Ik denk dat er drie redenen zijn waarom ik moet doen wat ik doe, qua beweging. De eerste is dat ik, als introvert, echt verlang naar stilte en eenzaamheid. Zelfs als het twee uur op mijn fiets is met mijn hart kloppend uit mijn keel, het feit dat dat het enige geluid is dat ik hoor is een geweldige troost voor mij. Ten tweede is het voor mij een andere manier om dit belachelijke spel van doelen te spelen dat ik met mezelf speel. Het is een plek waar ik doelen kan stellen en proberen ze na te jagen. Ik ben eigenlijk meer geobsedeerd door het proces dan ik ben het resultaat. Als je me zou vragen naar de laatste 10 doelen die ik heb gesteld en gehaald, zou ik moeite hebben om ze te onthouden, maar ik zou de processen zeker kunnen beschrijven. De derde is een neurochemische. Ik geloof dat sommige mensen, waaronder ikzelf, sterk afhankelijk zijn van de endorfine en andere neurotransmitters die vrijkomen als je met een bepaalde intensiteit sport. Ik denk dat ik een beter mens ben als ik word blootgesteld aan die endorfines dan wanneer ik dat niet ben.

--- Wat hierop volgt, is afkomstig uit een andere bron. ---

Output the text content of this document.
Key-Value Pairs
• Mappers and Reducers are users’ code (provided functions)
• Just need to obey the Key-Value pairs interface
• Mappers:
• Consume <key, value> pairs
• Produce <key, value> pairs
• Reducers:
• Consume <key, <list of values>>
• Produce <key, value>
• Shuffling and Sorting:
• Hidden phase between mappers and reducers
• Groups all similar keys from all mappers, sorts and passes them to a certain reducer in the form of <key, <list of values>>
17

Zelfs als het je langzaam doodt?
Ja, waarschijnlijk. Het is een cliché, maar ik denk dat het meer gaat om de kwaliteit van ons leven dan om de lengte van onze jaren. Je zou kunnen zeggen dat ik misschien kan roken en dezelfde endorfine krijg. Ik kies mijn vergif. En ik denk dat het gif dat ik kies intense lichaamsbeweging is.

Wie moet ik hierna spreken?
Ik kan niet één “slimste” persoon bedenken die ik ken. Het is zoiets als, “beste atleet” of iets anders. In het geval van de laatste, het is zeer sport specifiek. Niemand zou Mohammed Ali willen vergelijken met Babe Ruth, Michael Jordan, Wayne Gretzky of Eddy Merckx, hoewel ze allemaal aantoonbaar de beste waren in wat ze deden. Maar als ik een lijst zou moeten maken van de slimste mensen die ik ken, dan zou Denis Calabrese op die lijst staan. Hij is een van mijn beste vrienden, een van mijn grootste mentors en een van mijn grootste provocateurs.

Wat maakt jou zo slim? is een doorlopende Q&A-serie.

Geef een antwoord

Het e-mailadres wordt niet gepubliceerd.